The potential risks of staff movement were first discussed at a meeting of the Scientific Advisory Group for Emergencies (SAGE) on April 21.

Dr Ian Hall co-authored the paper discussed, which was not made public until June 19.

The University of Manchester academic said concerns around staff movement should have been made public as soon as possible and that, given capacity issues, he believes staff should have been prioritised for testing over symptomatic residents.

But he said: “What we weren’t aware of at the time back in April and May was the complexity of the staffing situation, and so one of the concerns was, I know, ‘if we go too hard on the potential for staff being a vehicle for transmission, then a lot of staff might be absent and that might affect the care needs of the otherwise healthy but vulnerable residents’.

“So it’s a very delicate balancing act between trying to limit infection introduction and ensuring care is still provided.”

MHA, a UK care home provider, said mistakes must not be repeated and called for more funding, regular tests and “no slip ups or delays”.

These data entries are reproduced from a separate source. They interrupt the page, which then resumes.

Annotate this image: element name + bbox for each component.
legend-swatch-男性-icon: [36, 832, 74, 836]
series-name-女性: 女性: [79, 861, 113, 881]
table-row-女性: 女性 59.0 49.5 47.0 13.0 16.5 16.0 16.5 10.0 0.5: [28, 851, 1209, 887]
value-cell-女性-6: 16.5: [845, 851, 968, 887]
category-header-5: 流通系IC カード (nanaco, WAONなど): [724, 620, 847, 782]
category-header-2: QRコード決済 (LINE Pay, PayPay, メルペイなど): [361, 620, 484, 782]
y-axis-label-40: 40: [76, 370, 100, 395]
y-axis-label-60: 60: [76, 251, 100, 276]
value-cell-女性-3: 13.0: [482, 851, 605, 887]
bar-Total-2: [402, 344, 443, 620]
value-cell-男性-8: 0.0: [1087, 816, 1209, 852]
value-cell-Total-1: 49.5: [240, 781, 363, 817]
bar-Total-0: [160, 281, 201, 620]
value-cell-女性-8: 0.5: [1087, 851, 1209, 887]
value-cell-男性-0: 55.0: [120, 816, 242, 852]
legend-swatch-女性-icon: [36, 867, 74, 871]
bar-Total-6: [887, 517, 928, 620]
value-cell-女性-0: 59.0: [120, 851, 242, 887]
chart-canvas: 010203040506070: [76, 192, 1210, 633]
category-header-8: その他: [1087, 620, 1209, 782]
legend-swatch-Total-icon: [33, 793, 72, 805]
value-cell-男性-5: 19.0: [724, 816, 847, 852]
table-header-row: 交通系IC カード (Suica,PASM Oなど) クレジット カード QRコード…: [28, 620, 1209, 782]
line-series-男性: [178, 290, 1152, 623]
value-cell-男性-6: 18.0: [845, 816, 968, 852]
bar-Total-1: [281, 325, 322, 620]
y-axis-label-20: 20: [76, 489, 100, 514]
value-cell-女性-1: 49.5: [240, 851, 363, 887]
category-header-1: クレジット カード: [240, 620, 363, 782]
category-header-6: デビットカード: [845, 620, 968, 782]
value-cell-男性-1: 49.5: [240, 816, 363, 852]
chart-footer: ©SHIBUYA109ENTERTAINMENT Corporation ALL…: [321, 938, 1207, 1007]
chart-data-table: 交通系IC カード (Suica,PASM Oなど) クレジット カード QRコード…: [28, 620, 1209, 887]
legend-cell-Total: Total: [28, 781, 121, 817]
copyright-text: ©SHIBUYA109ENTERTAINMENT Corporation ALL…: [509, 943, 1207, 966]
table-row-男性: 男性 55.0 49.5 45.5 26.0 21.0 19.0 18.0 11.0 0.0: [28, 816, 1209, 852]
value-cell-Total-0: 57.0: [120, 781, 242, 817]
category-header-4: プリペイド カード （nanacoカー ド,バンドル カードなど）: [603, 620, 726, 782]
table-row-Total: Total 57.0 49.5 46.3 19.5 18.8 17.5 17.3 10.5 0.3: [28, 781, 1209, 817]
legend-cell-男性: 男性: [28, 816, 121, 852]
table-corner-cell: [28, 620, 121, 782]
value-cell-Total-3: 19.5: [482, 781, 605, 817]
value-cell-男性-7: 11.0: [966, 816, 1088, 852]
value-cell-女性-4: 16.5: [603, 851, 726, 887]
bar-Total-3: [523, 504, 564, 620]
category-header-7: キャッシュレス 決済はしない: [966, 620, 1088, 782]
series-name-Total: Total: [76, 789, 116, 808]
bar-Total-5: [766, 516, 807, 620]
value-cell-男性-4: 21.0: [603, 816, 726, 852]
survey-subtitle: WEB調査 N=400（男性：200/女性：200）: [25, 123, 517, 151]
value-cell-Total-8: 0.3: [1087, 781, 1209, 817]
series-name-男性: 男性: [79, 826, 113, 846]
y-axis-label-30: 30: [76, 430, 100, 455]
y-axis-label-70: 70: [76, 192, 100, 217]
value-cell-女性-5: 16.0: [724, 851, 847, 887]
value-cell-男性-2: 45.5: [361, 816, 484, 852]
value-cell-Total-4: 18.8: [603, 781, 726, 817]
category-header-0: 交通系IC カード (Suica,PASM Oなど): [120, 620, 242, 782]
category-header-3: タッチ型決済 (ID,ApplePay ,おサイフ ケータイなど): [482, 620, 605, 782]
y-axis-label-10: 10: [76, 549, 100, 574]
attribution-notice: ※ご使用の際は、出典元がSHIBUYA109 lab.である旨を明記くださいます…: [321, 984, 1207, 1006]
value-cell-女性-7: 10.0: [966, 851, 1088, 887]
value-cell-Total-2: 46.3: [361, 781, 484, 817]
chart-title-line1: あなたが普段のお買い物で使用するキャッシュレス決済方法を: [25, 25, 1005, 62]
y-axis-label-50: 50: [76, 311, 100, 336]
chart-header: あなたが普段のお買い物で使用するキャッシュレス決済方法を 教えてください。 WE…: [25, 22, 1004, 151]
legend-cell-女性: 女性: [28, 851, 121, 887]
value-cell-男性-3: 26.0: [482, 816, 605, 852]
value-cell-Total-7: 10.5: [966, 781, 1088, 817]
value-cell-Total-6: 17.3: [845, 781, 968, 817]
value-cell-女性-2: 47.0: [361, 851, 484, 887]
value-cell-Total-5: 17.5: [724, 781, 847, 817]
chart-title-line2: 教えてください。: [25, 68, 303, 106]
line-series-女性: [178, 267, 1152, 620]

Chief Executive Sam Monaghan said: “What this analysis does is confirm that during the peak of the virus the sector, despite following all of the best infection control measures, were not supported with what turned out to be the additional critical tools we needed to manage the spread of the virus.”

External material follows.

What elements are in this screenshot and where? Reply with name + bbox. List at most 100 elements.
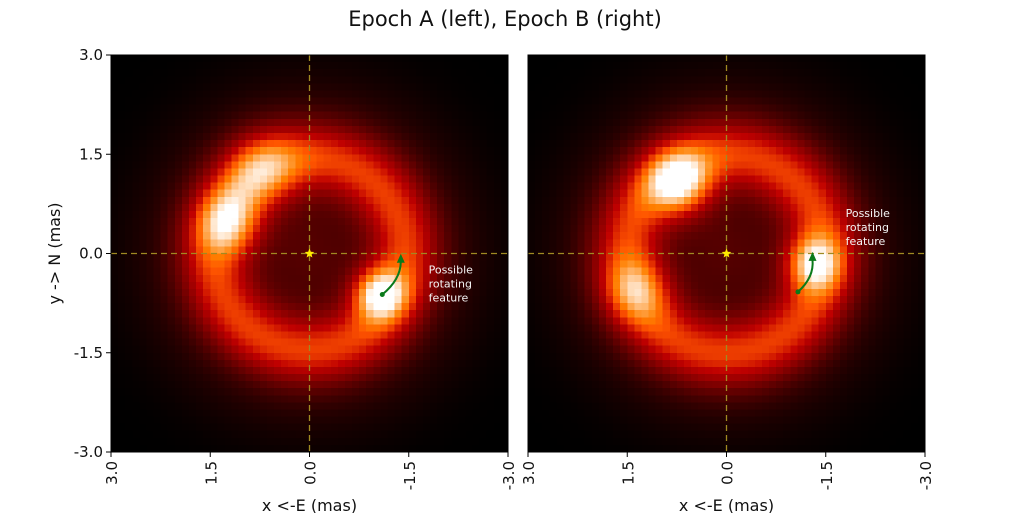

Unison senior national officer Gavin Edwards said social care must be treated as an “essential public service” with pay and workforce conditions prioritised, to avoid a repeat of the first wave.

He said: “Social care workers are often paid poverty wages, employed on zero hours contracts and given no sick pay. In addition, many have faced a massive drop in income if they follow guidance and self-isolate. This clearly helped to drive infection rates in the sector.”

A Department for Health and Social Care spokesperson said: “We have been doing everything we can to ensure care home residents and staff are protected, including testing all residents and staff, provided 200 million items of PPE, ring-fenced £600 million to prevent infections in care homes and made a further £3.7 billion available to councils to address pressures caused by the pandemic – including in adult social care.

“As a result of actions taken, almost 60% of England’s care homes have had no outbreak at all and the proportion of coronavirus deaths in care homes is lower in England than many other European countries.”